Epidermal growth factor modulates the lipolytic action of catecholamines in rat adipocytes. Involvement of a Gi protein.

In isolated adipocytes, epidermal growth factor (EGF) did not affect basal (nonstimulated) lipolysis, but interfered with the lipolytic action of isoproterenol (ISO) or glucagon. Similarly, EGF did not affect basal levels of cyclic AMP but interfered with the signal generated by ISO. However, EGF did not affect lipolysis stimulated by forskolin or cyclic AMP analogues. These results suggest that EGF interfered with the signal transduction between lipolytic hormone receptors and adenylate cyclase. To determine whether EGF was activating a Gi protein, adenosine deaminase (ADA) was added to degrade endogenously released adenosine.
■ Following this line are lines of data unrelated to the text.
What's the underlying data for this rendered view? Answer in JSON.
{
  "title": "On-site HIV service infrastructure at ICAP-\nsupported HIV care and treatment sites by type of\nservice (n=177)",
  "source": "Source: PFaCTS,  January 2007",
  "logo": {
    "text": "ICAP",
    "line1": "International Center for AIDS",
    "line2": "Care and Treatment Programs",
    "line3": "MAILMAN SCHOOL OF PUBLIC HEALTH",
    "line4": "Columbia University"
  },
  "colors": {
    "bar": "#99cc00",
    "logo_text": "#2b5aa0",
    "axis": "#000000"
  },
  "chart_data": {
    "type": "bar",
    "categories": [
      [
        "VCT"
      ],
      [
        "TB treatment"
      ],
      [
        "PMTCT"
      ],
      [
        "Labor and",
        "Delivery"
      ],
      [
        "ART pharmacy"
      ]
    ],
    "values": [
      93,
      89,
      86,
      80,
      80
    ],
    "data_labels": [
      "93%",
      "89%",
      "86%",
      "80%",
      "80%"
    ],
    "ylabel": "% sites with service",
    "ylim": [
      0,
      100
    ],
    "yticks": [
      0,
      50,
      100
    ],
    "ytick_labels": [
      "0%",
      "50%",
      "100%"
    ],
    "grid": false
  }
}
While the nonmetabolizable adenosine analogue N6-(phenylisopropyl)adenosine (PIA) inhibited ADA-stimulated lipolysis, EGF affected neither ADA-stimulated lipolysis nor the dose-response curve for PIA. However, EGF did not affect ISO-stimulated lipolysis in pertussis toxin-treated cells. Similarly, in the presence of ADA, the effects of ISO on lipolysis and on cyclic AMP levels were not affected by EGF. The addition of PIA restored the effect of EGF on both lipolysis and cyclic AMP. Since EGF decreased the IC50 for the inhibitory effect of PIA on (ISO+ADA)-stimulated lipolysis, we suggest that EGF modulates the interaction between GS and Gi in the control of adenylate cyclase.